As such, many are looking at how the lifestyle habits of their employees – such as smoking – are affecting their bottom line.

Medical care and lost productivity cost employers about $3,856 per smoker per year, according to the Centers for Disease Control and Prevention. Men who smoke pay $15,800 more for medical care over their lifetimes and miss four workdays more per year than nonsmoking men; female smokers shell out $17,500 more in lifetime medical expenses and miss two days more from work than women who do not smoke, according to the CDC.

Some companies refuse to hire smokers or demand that their employees quit smoking or lose their jobs. Others are setting policies restricting smoking on or around company property and offering bonuses or other incentives for employees to quit smoking.

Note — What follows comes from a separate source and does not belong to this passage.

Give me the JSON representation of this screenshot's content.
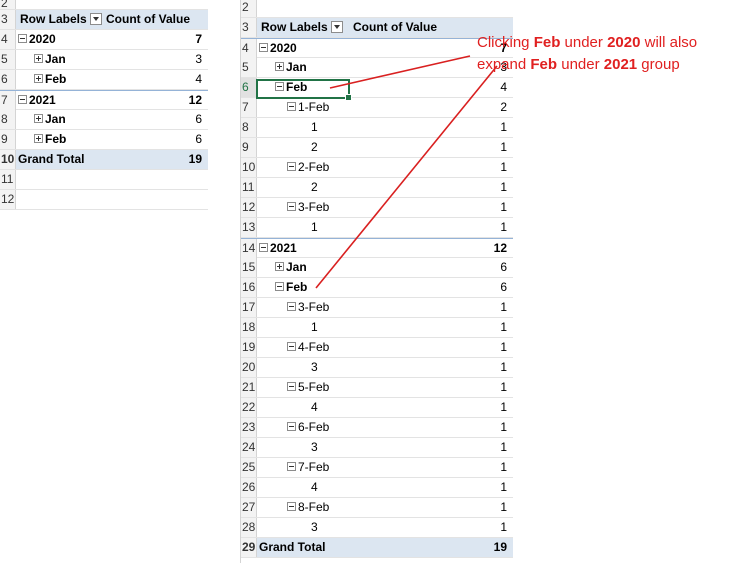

For those who want to quit but have failed with various cessation methods, one company says it has a unique solution that may help them kick the habit for good.

Safer Smokes Inc. offers a smoke called Bravo that has all of the characteristics of a tobacco cigarette with three key differences: no nicotine, no tobacco and none of the dangerous carcinogens derived from the additives found in commercial tobacco cigarettes. In lieu of tobacco, Bravo smokes are made with enzyme-treated lettuce leaves.

“You give up the nicotine and harmful tobacco without having to give up the physical behavior of smoking,” said Dr. Puzant Torigian, chairman and founder of Safer Smokes. “Once the nicotine leaves your system, the urge to smoke leaves you as well, and you smoke your way out of the habit just like you smoked your way into it.”

“For smokers challenged to quit the habit or quit the job, the key is to find a cessation strategy that works for them,” Torigian said. “Of all the choices on the market, Bravo is the only product available today that lets you quit the nicotine and tobacco habit immediately while you smoke your way out of the habit gradually.”